半个时辰后,安神茯苓糕蒸好了。姜玉打开蒸笼,淡淡的药香混着粮食香飘了出来。
香气不浓烈,却让人心里暖暖的、舒舒坦坦的。她把糕点放在案上,推到皇后面前:“皇后娘娘,您尝尝。”
皇后伸手拿起一块,咬了一口。口感软糯不腻,淡淡的甜香裹着陈皮的清香,温温润润滑入喉咙。

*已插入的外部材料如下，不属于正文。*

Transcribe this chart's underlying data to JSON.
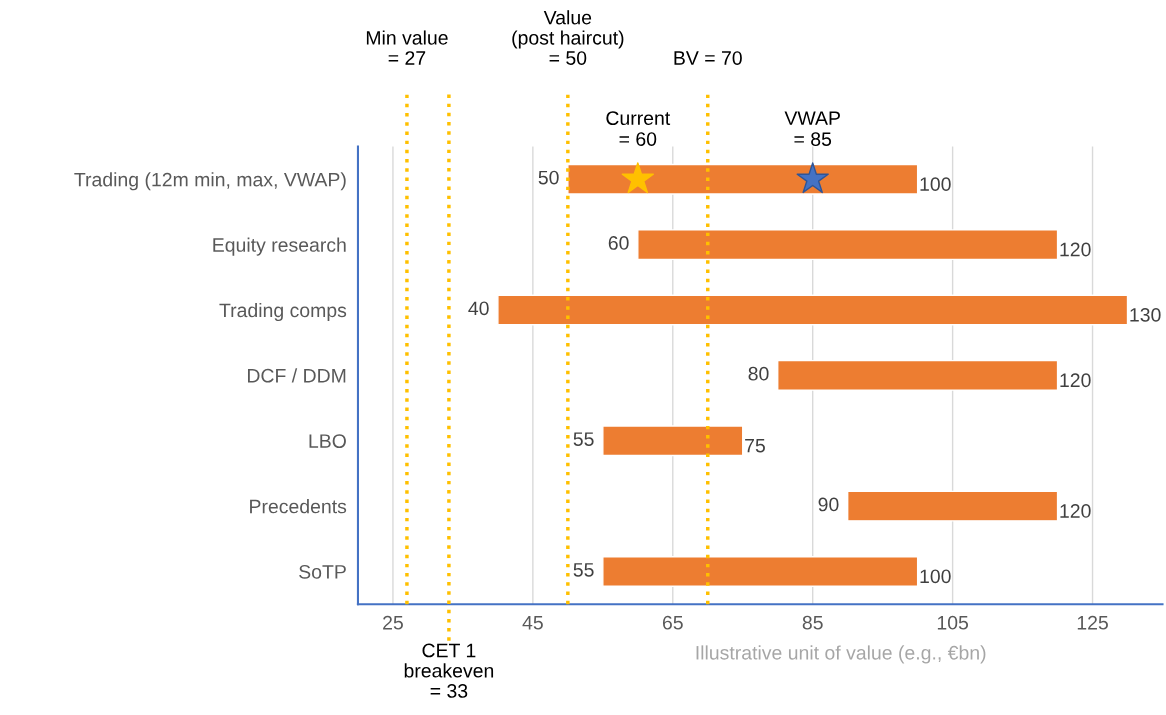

胃里也跟着暖烘烘的,毫无负担。她眼底微亮,又咬了一口细细咀嚼,脸色柔和了不少。
“母后,您觉得怎么样?”柳嫣然见皇后吃得入神,心里着急,忍不住追问。
皇后没理她,对姜玉说:“很不错,比宫里御厨做的还好吃些。”
柳嫣然在心里大骂,恨得牙痒痒,忽然想到个主意。她伸手去拿旁边的茶盏,故意手一滑。
“哗啦”一声,茶盏里的热茶泼了出来,正好淋在姜玉淡蓝色的衣裙上,留下一大片水渍。
“哎呀!”柳嫣然装出惊慌的样子,“姜姑娘,是我不小心!都怪我太粗心了!”
宫里的太监、宫女们吓得大气不敢喘。谁都看出来柳嫣然是故意的,可没人敢出声。
姜玉低下头,看了眼弄脏的衣裙,心里没半点波澜。她从袖子里掏出干净帕子,轻轻擦拭衣裙,动作落落大方。
随后她转身,向皇后福了一礼:“娘娘恕罪,是臣女衣衫不洁,污了娘娘的眼。”
她顿了顿,又说:“茶水泼洒本是无意,想来柳姑娘也不是故意的。”
她不指责、不生气,还主动为柳嫣然开脱。这份沉稳,让皇后暗暗点头。
皇后瞥了眼柳嫣然慌张的神色,淡淡道:“嫣然,你太毛躁了。姜姑娘虽是商户出身,却比你沉稳得多。”
她叮嘱道:“往后在宫里,多向姜姑娘学学,别再这么冒失了。”
“是,儿臣知道错了。”柳嫣然咬着牙,心里恨极,却只能低头认错。
皇后又和姜玉闲聊了几句,问了点心铺的情况。姜玉一一如实回答,不卑不亢,既不刻意讨好,也不显得高傲。
“你回去吧。”皇后摆了摆手,“以后有空,常来给本宫做些安神茯苓糕。”
“谢皇后娘娘恩典。”姜玉再行一礼,退出了坤宁宫。
宫外阳光刺眼,姜玉眯了眯眼。刚走几步,就看见槐树下有个熟悉的身影。
顾辰穿着藏青色朝服,身姿挺拔,墨色头发被风吹得微乱。他看见姜玉,快步上前,目光落在她沾了水渍的衣裙上,眉峰骤蹙:“她欺负你了?”